De vuelta en casa me pasó lo mismo. Pisaba el tatami, tocaba algo frío y reaparecía el miedo. Me sucedía incluso en la bañera. No me podía bañar solo, tenía demasiado miedo. Mi mujer era la que se encargaba de frotarme la espalda. «Quédate conmigo hasta que salga», le decía. «No quiero estar aquí solo.» (Risas.)
Ese miedo a tocar algo frío me duró todo el mes de abril y finalmente desapareció en mayo. Al caminar me mareaba, pero, por fortuna, también eso se terminó al cabo del tiempo. Podía leer sin mayores dificultades el periódico o un libro. Por el contrario, si se trataba de buscar algo en el diccionario, me enervaba. No soportaba tener que buscar las palabras por orden. Creo que ya lo he superado.
A muchas víctimas aún les da miedo volver a subirse al metro. Al principio a mí también. En la empresa pensaron que me pasaría y me dijeron que, en lugar de eso, utilizase el shinkansen, el tren bala. Se ofrecieron a pagarme un abono, pero lo rechacé. No quería un trato especial, tampoco quería huir y no enfrentarme a la realidad. Volví al trabajo el 10 de mayo. Desde el primer día tomé el mismo tren de la línea Hibiya, el de las 7:15 de la mañana, el que había sido objeto del atentado. Me aseguré incluso de subirme en el mismo vagón, de sentarme en el mismo sitio. Cuando el tren pasó por Kamiyacho, levanté la vista. «Aquí es donde sucedió», me dije. En un primer momento me sentí intranquilo, pero al verme obligado a pasar por aquello, mi ánimo se recuperó. Todas mis inquietudes desaparecieron.
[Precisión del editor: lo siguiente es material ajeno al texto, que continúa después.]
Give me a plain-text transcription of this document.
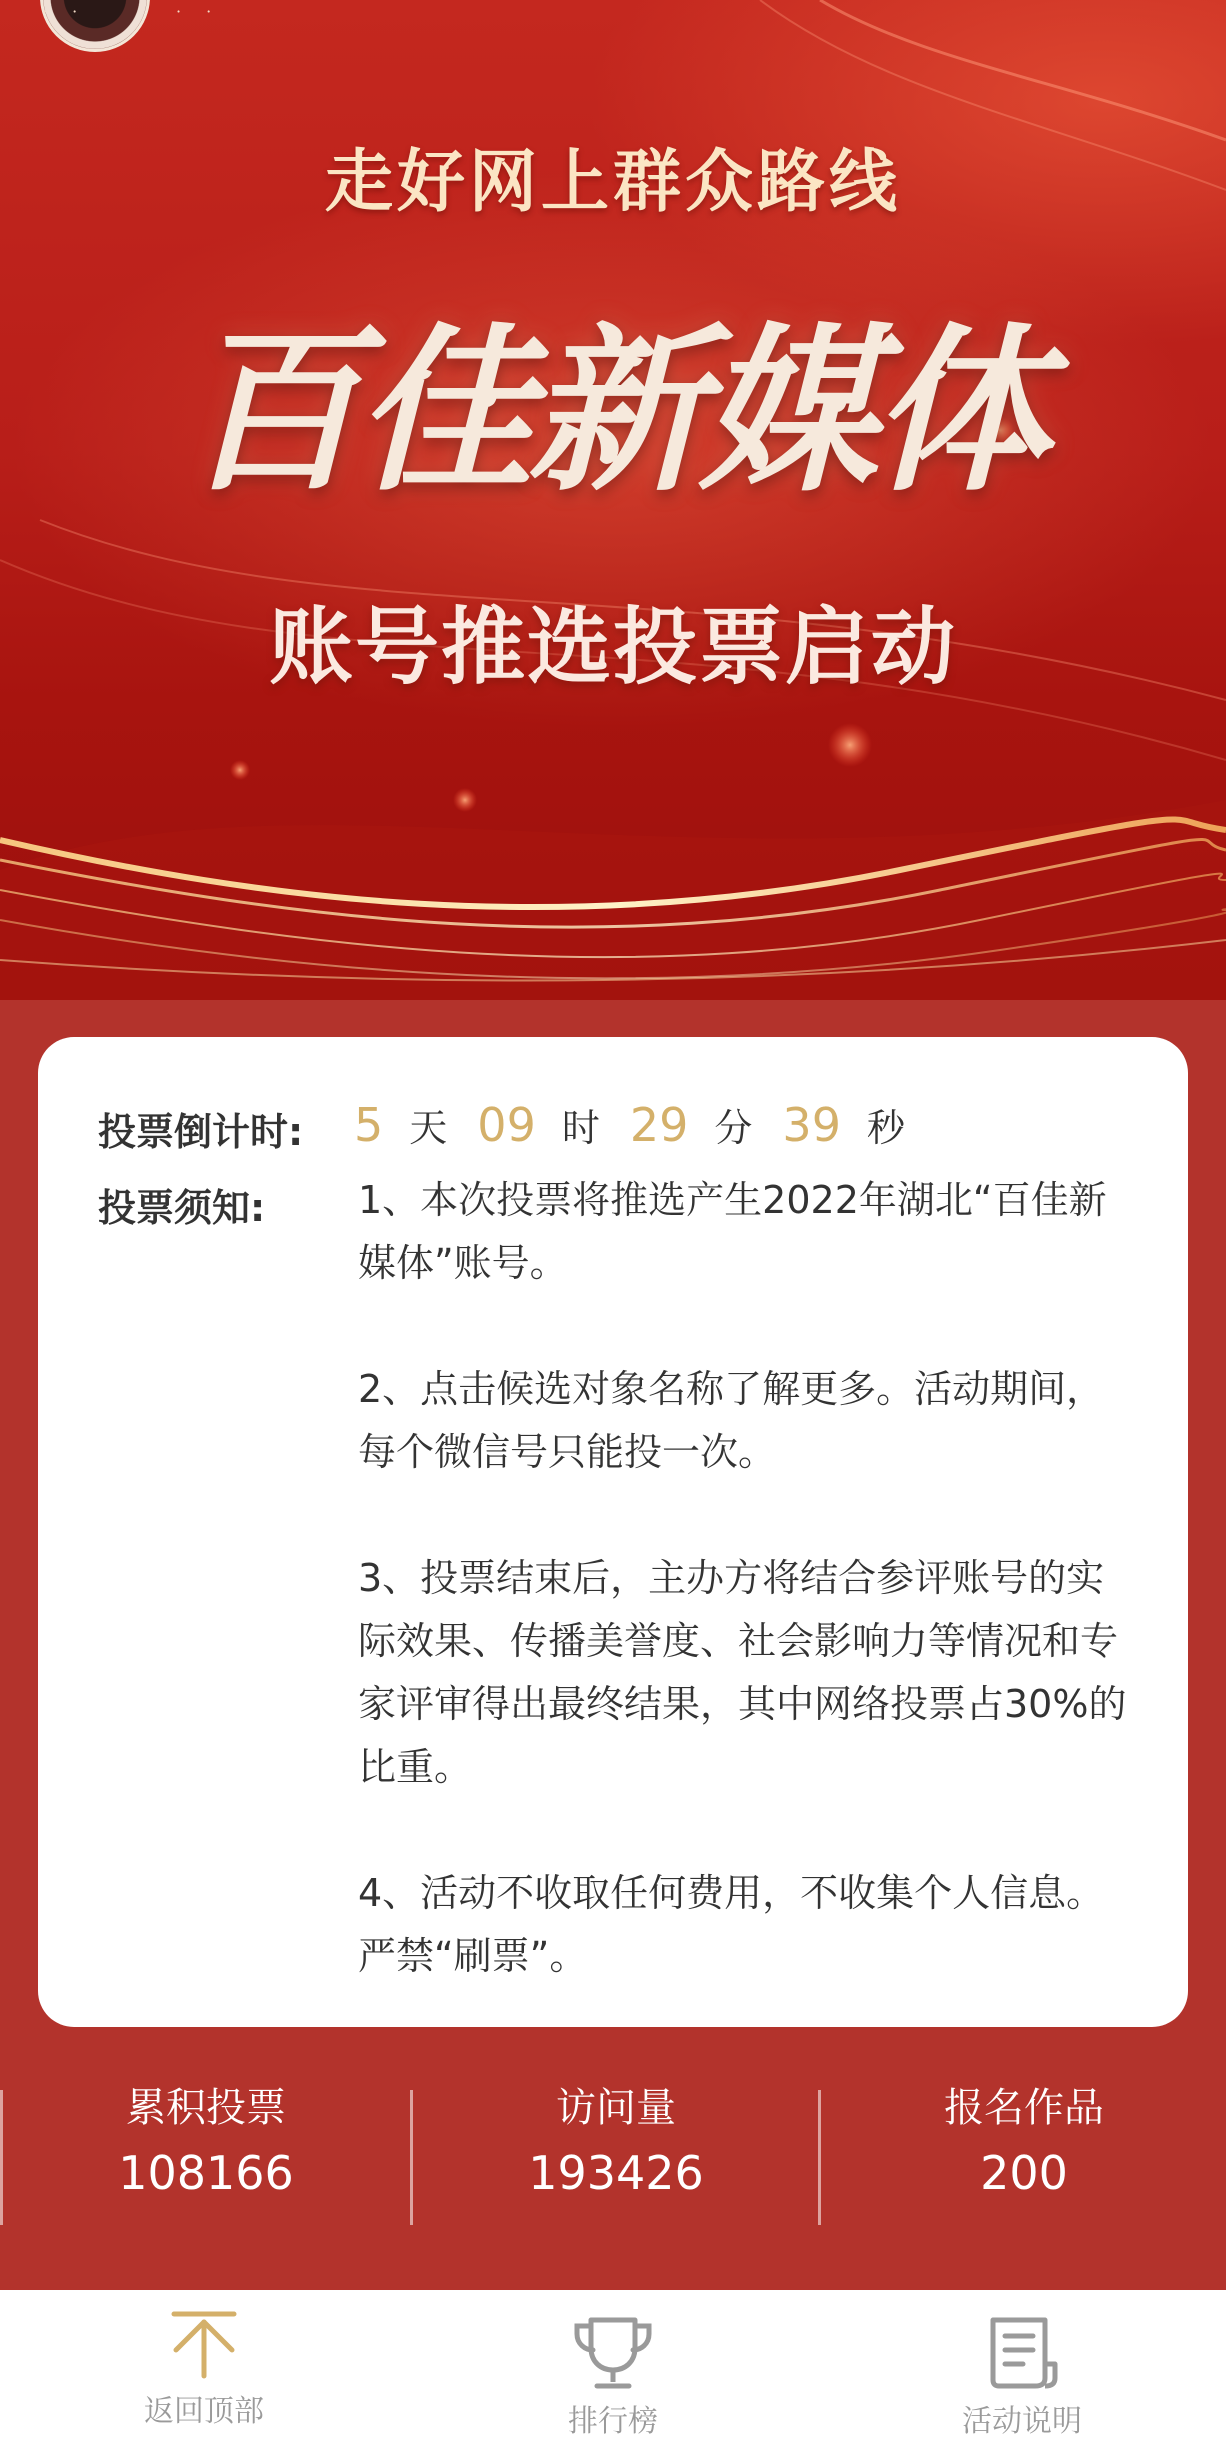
· ·	· ·
走好网上群众路线
百佳新媒体
账号推选投票启动
投票倒计时: 5 天 09 时 29 分 39 秒
投票须知: 1、本次投票将推选产生2022年湖北“百佳新媒体”账号。

2、点击候选对象名称了解更多。活动期间，每个微信号只能投一次。

3、投票结束后，主办方将结合参评账号的实际效果、传播美誉度、社会影响力等情况和专家评审得出最终结果，其中网络投票占30%的比重。

4、活动不收取任何费用，不收集个人信息。严禁“刷票”。

累积投票
108166
访问量
193426
报名作品
200
返回顶部	排行榜	活动说明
Los que murieron como consecuencia de la inhalación del gas no tenían ni idea de que iban a morir. Ni siquiera tuvieron la oportunidad de pensar en sus mujeres o en sus hijos. Nadie podía imaginar que sucedería algo así. No había forma de saberlo. Lo que quiero decir es: ¿por qué demonios sacrificaron a aquella gente inocente?
Me gustaría que condenasen a la pena máxima a todos los que fueron capaces de cometer algo así. Lo digo por las once personas que murieron, lo hago porque yo sobreviví. ¿Qué iban a ganar con la muerte de gente inocente? Nada. «Yo no sabía nada de eso. Lo hicieron mis discípulos…» No es más que una excusa, basura. Matar gente como si fueran hormigas por puro egocentrismo, quizá sólo por antojo. Es imperdonable. Rezo para que los muertos descansen en paz.